Discriminant Function Analysis | SPSS Data Analysis Examples

The classification functions can be used to determine to which group each case most likely belongs. It is not uncommon to obtain very good classification if one uses the same cases from which the classification functions were computed.


Each function allows us to compute classification scores for each case for each group, by applying the formula: The major xiscriminante threat to the validity of significance tests occurs when the means for variables across groups are correlated with the variances or standard deviations. When there are more than two groups, then we can estimate more than one discriminant function like the one presented analyee. To summarize the discussion so far, the basic idea underlying discriminant function analysis is to determine whether groups differ with regard to the mean of a variable, and then to use that variable to predict group membership e.

Some software packages will automatically compute those probabilities discriminange all cases or for selected cases only for cross-validation studies.
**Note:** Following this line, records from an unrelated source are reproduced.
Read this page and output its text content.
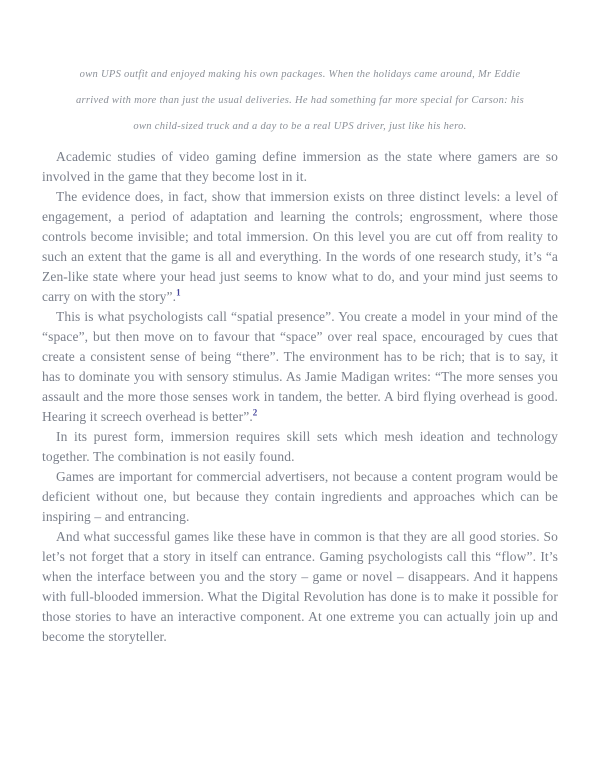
own UPS outfit and enjoyed making his own packages. When the holidays came around, Mr Eddie arrived with more than just the usual deliveries. He had something far more special for Carson: his own child-sized truck and a day to be a real UPS driver, just like his hero.

Academic studies of video gaming define immersion as the state where gamers are so involved in the game that they become lost in it.

The evidence does, in fact, show that immersion exists on three distinct levels: a level of engagement, a period of adaptation and learning the controls; engrossment, where those controls become invisible; and total immersion. On this level you are cut off from reality to such an extent that the game is all and everything. In the words of one research study, it’s “a Zen-like state where your head just seems to know what to do, and your mind just seems to carry on with the story”.$^1$

This is what psychologists call “spatial presence”. You create a model in your mind of the “space”, but then move on to favour that “space” over real space, encouraged by cues that create a consistent sense of being “there”. The environment has to be rich; that is to say, it has to dominate you with sensory stimulus. As Jamie Madigan writes: “The more senses you assault and the more those senses work in tandem, the better. A bird flying overhead is good. Hearing it screech overhead is better”.$^2$

In its purest form, immersion requires skill sets which mesh ideation and technology together. The combination is not easily found.

Games are important for commercial advertisers, not because a content program would be deficient without one, but because they contain ingredients and approaches which can be inspiring – and entrancing.

And what successful games like these have in common is that they are all good stories. So let’s not forget that a story in itself can entrance. Gaming psychologists call this “flow”. It’s when the interface between you and the story – game or novel – disappears. And it happens with full-blooded immersion. What the Digital Revolution has done is to make it possible for those stories to have an interactive component. At one extreme you can actually join up and become the storyteller.
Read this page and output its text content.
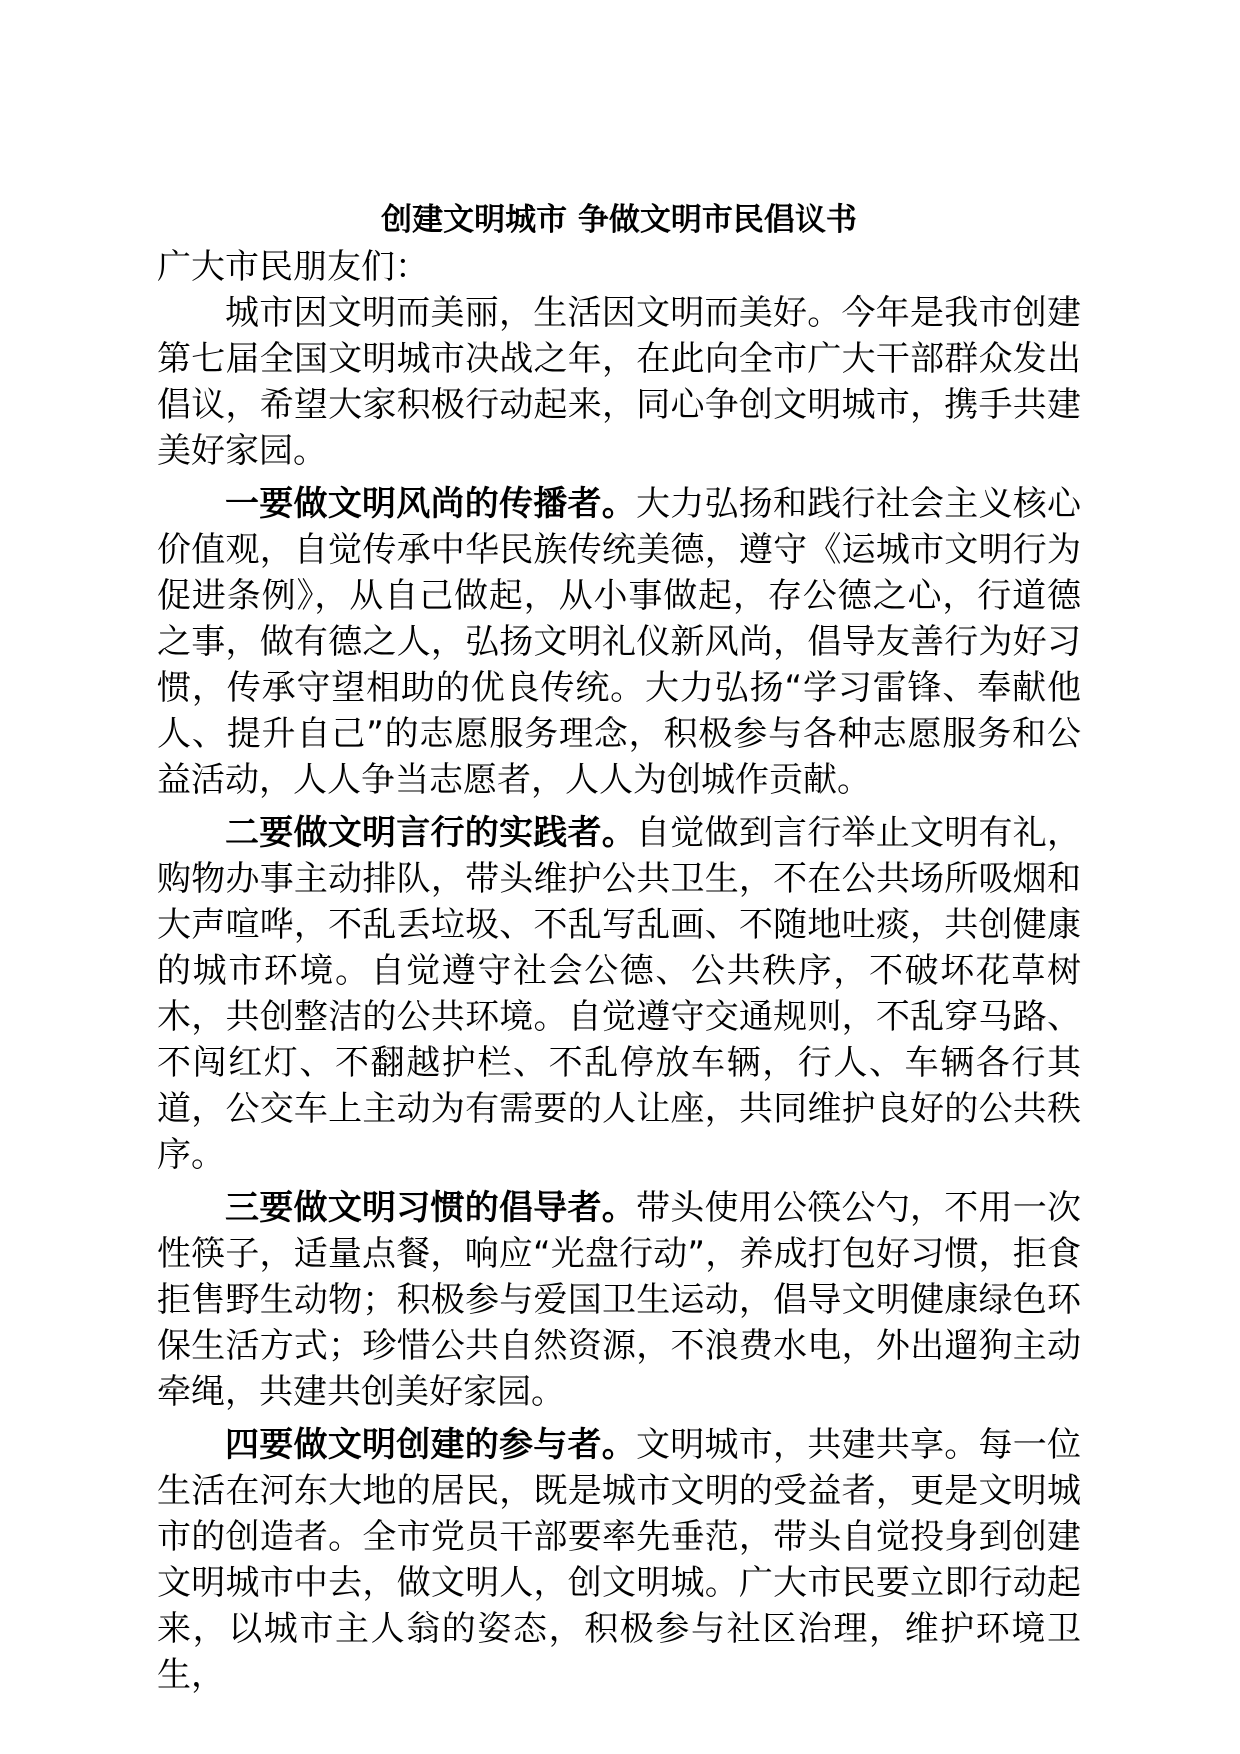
创建文明城市 争做文明市民倡议书

广大市民朋友们：

城市因文明而美丽，生活因文明而美好。今年是我市创建第七届全国文明城市决战之年，在此向全市广大干部群众发出倡议，希望大家积极行动起来，同心争创文明城市，携手共建美好家园。

一要做文明风尚的传播者。大力弘扬和践行社会主义核心价值观，自觉传承中华民族传统美德，遵守《运城市文明行为促进条例》，从自己做起，从小事做起，存公德之心，行道德之事，做有德之人，弘扬文明礼仪新风尚，倡导友善行为好习惯，传承守望相助的优良传统。大力弘扬“学习雷锋、奉献他人、提升自己”的志愿服务理念，积极参与各种志愿服务和公益活动，人人争当志愿者，人人为创城作贡献。

二要做文明言行的实践者。自觉做到言行举止文明有礼，购物办事主动排队，带头维护公共卫生，不在公共场所吸烟和大声喧哗，不乱丢垃圾、不乱写乱画、不随地吐痰，共创健康的城市环境。自觉遵守社会公德、公共秩序，不破坏花草树木，共创整洁的公共环境。自觉遵守交通规则，不乱穿马路、不闯红灯、不翻越护栏、不乱停放车辆，行人、车辆各行其道，公交车上主动为有需要的人让座，共同维护良好的公共秩序。

三要做文明习惯的倡导者。带头使用公筷公勺，不用一次性筷子，适量点餐，响应“光盘行动”，养成打包好习惯，拒食拒售野生动物；积极参与爱国卫生运动，倡导文明健康绿色环保生活方式；珍惜公共自然资源，不浪费水电，外出遛狗主动牵绳，共建共创美好家园。

四要做文明创建的参与者。文明城市，共建共享。每一位生活在河东大地的居民，既是城市文明的受益者，更是文明城市的创造者。全市党员干部要率先垂范，带头自觉投身到创建文明城市中去，做文明人，创文明城。广大市民要立即行动起来，以城市主人翁的姿态，积极参与社区治理，维护环境卫生，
Select the method for entering the independent variables. In practice, the researcher needs to ask him or herself whether the unequal number of cases in different groups in the sample is a reflection of the true distribution in the population, or whether it is only the random result of the sampling procedure.

Discover Which Variables Discriminate Between Groups, Discriminant Function Analysis

Linear discriminant function analysis i. How to cite this page. The procedure is most effective when group membership is a truly categorical variable; if group membership is based on values of a continuous variable for example, high IQ versus low IQconsider using linear regression to take advantage of the richer information that is offered by the continuous variable itself.

Appendix The following code can be used to calculate the scores manually: Structure Matrix — This is the canonical structure, also known as canonical loading or discriminant loading, of the discriminant functions. In this example, we specify in the groups subcommand that we are interested in the variable job, and we list in parenthesis the minimum and maximum values seen in job. Intuitively, if there is large variability in a group with particularly high means on some variables, then those high means are not reliable.

These eigenvalues are related to the canonical correlations and describe how much discriminating ability a function possesses.


If your grouping variable does not have integer values, Automatic Recode on the Transform menu will create a variable that does. As in MANOVA, one could first perform the multivariate test, and, if statistically significant, proceed to see which of the variables have significantly different means across the groups.

A biologist could record different characteristics of similar types groups of flowers, and then perform a discriminant function analysis to determine the set of characteristics that allows for the best discrimination between the types.

Discriminant Function Analysis | SPSS Data Analysis Examples

The distribution of the scores from each function is standardized to have a mean of zero and standard deviation of one. Because we compute the location of each case from our prior knowledge of the values for that case on the variables in the model, these probabilities are called posterior probabilities.

The score is calculated in the same disdriminante as a predicted value from a linear regression, using the standardized coefficients and the standardized variables.

We know that the function scores have a mean of zero, and we can check this by looking at the sum of the group means multiplied by the number of cases in each group: We can see that in this example, all of the observations in the dataset were successfully classified. For a given alpha level, such as 0. Predicted Group Membership — These are the predicted frequencies of groups from the analysis.

Again, minor deviations are not that important; however, before accepting final conclusions for an important study it is probably a good idea to review the within-groups variances and correlation matrices. These correlations will give us some indication of how much unique information each predictor will contribute to the analysis.

Below is a list of some analysis methods you may have encountered.